Yeah, im curious what the right amount of exposure is. I mean, D&D is a community game so I appreciate the dev blogs and stuff. Though, how much of it is the big picture and how much is just wagging the dog? What is the best approach to be clear and honest even if you leave some folks disappointed?
There's probably no single answer. Few things of this nature are simple enough for that.
But I think we can all agree that "just stop saying anything and hope no one notices" is almost certainly
not the correct response most of the time.
Oh by doable I think you can get very close to the 4e original classes. Like I keep saying 5e is mechanically closer to 4e than TSR editions.
I mean, a Fighter who becomes a
literal lord, who goes to war actually seems like more of a "Warlord" than the Battlemaster Fighter, in my humble opinion.
But honestly, no, I strongly disagree.
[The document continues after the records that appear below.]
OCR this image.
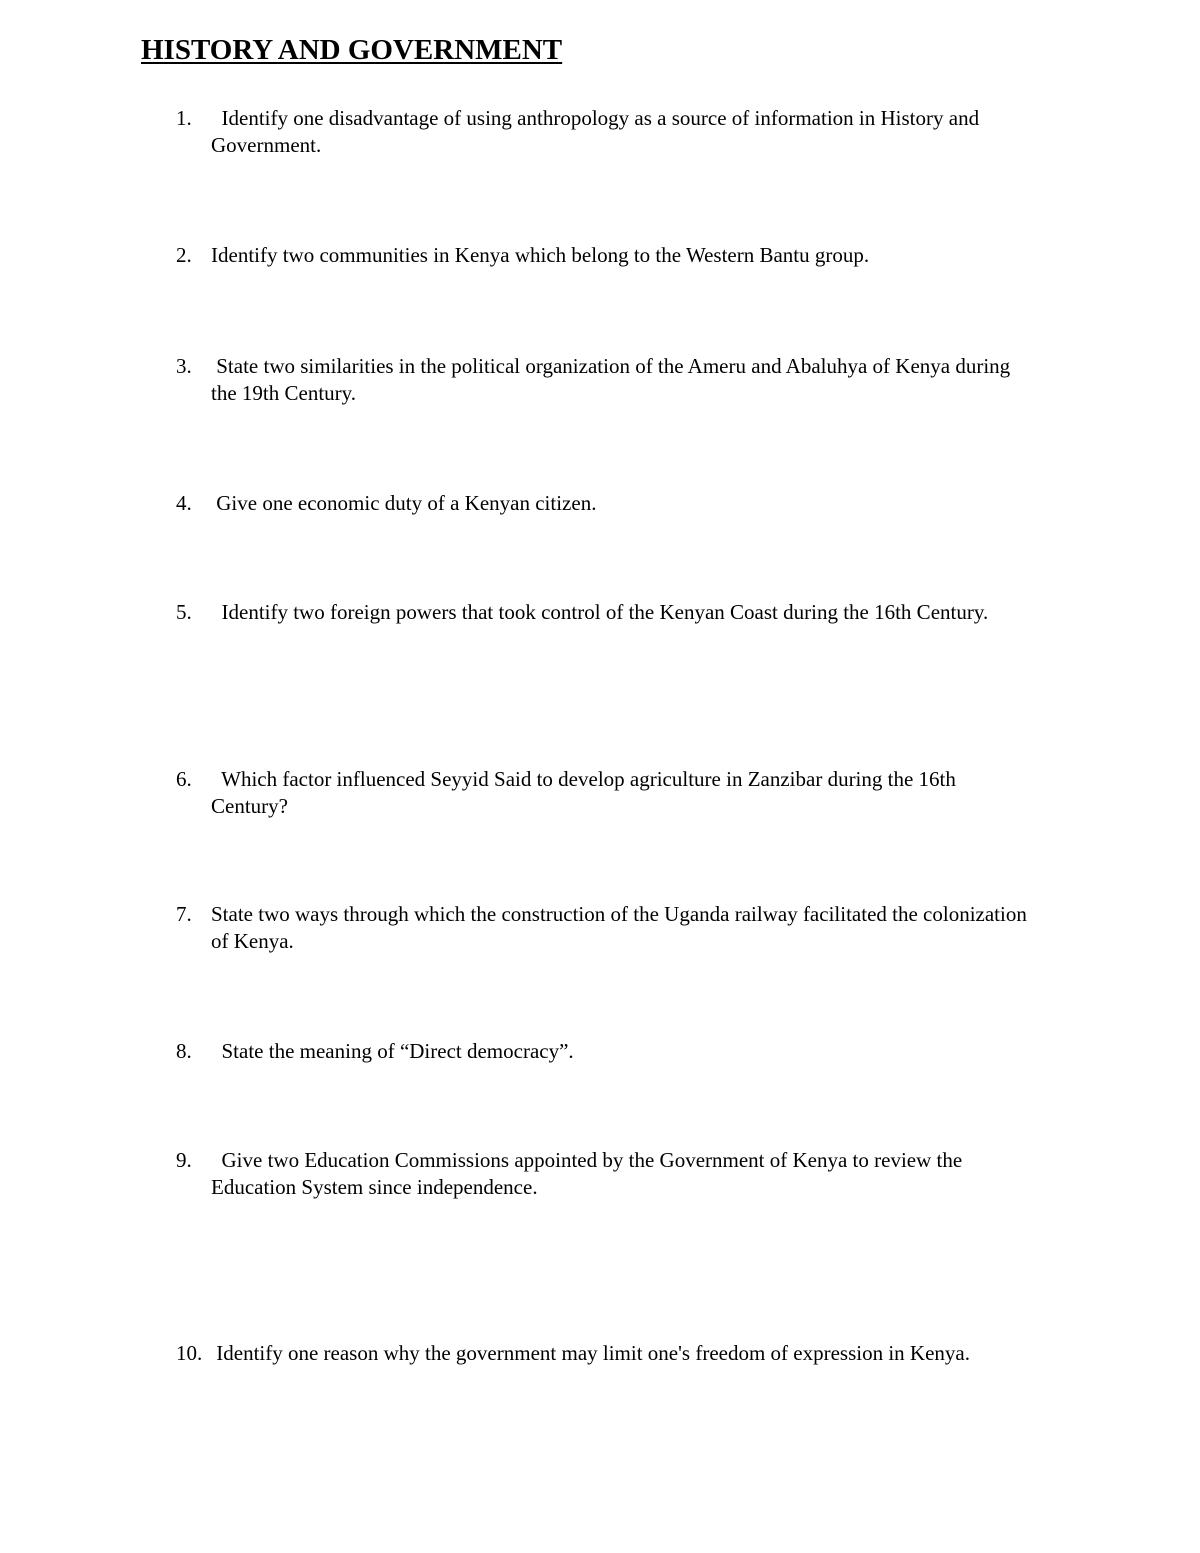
HISTORY AND GOVERNMENT
1. Identify one disadvantage of using anthropology as a source of information in History and
Government.
2. Identify two communities in Kenya which belong to the Western Bantu group.
3. State two similarities in the political organization of the Ameru and Abaluhya of Kenya during
the 19th Century.
4. Give one economic duty of a Kenyan citizen.
5. Identify two foreign powers that took control of the Kenyan Coast during the 16th Century.
6. Which factor influenced Seyyid Said to develop agriculture in Zanzibar during the 16th
Century?
7. State two ways through which the construction of the Uganda railway facilitated the colonization
of Kenya.
8. State the meaning of “Direct democracy”.
9. Give two Education Commissions appointed by the Government of Kenya to review the
Education System since independence.
10. Identify one reason why the government may limit one's freedom of expression in Kenya.
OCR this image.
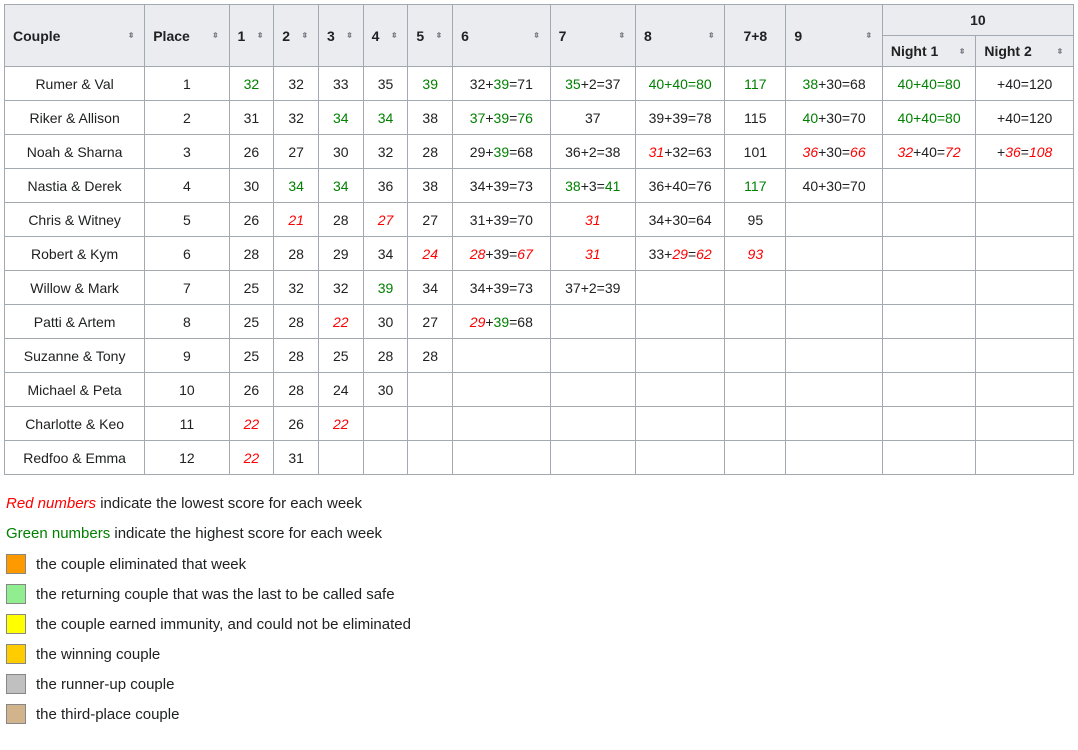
Couple ⇕	Place ⇕	1 ⇕	2 ⇕	3 ⇕	4 ⇕	5 ⇕	6 ⇕	7 ⇕	8 ⇕	7+8	9 ⇕	10	

												Night 1 ⇕	Night 2 ⇕

Rumer & Val	1	32	32	33	35	39	32+39=71	35+2=37	40+40=80	117	38+30=68	40+40=80	+40=120
Riker & Allison	2	31	32	34	34	38	37+39=76	37	39+39=78	115	40+30=70	40+40=80	+40=120
Noah & Sharna	3	26	27	30	32	28	29+39=68	36+2=38	31+32=63	101	36+30=66	32+40=72	+36=108
Nastia & Derek	4	30	34	34	36	38	34+39=73	38+3=41	36+40=76	117	40+30=70		
Chris & Witney	5	26	21	28	27	27	31+39=70	31	34+30=64	95			
Robert & Kym	6	28	28	29	34	24	28+39=67	31	33+29=62	93			
Willow & Mark	7	25	32	32	39	34	34+39=73	37+2=39					
Patti & Artem	8	25	28	22	30	27	29+39=68						
Suzanne & Tony	9	25	28	25	28	28							
Michael & Peta	10	26	28	24	30								
Charlotte & Keo	11	22	26	22									
Redfoo & Emma	12	22	31										
Red numbers indicate the lowest score for each week
Green numbers indicate the highest score for each week
the couple eliminated that week
the returning couple that was the last to be called safe
the couple earned immunity, and could not be eliminated
the winning couple
the runner-up couple
the third-place couple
There's nothing like the Avenger, Warden, or Shaman--and the """avenger""" and """warden""" Paladins are practically
mocking the classes they claim to be, looking essentially nothing like either.
Actually they did. The design phase of 5e from the time of announcement to the first year of 5e was tons of flipping and flopping on design goals. 5e could have looked like 4 different things if design and development stopped at certain points.
"Flipping and flopping" back and forth...doesn't meet the thing I described. Nor does it match, as I noted, the
explicit statement that the "warlord fighter" would have martial healing....only for the end result to not do that thing. The Battle Master Fighter doesn't heal anyone, it can't grant saving throws to anyone, and Commander's Strike is
hilariously weak as far as ally-empowerment goes. The Battle Master is, in fact, better at imitating a
controller from 4e than a leader, because it has plenty of relatively-useful tools for repositioning allies and applying forced movement to enemies.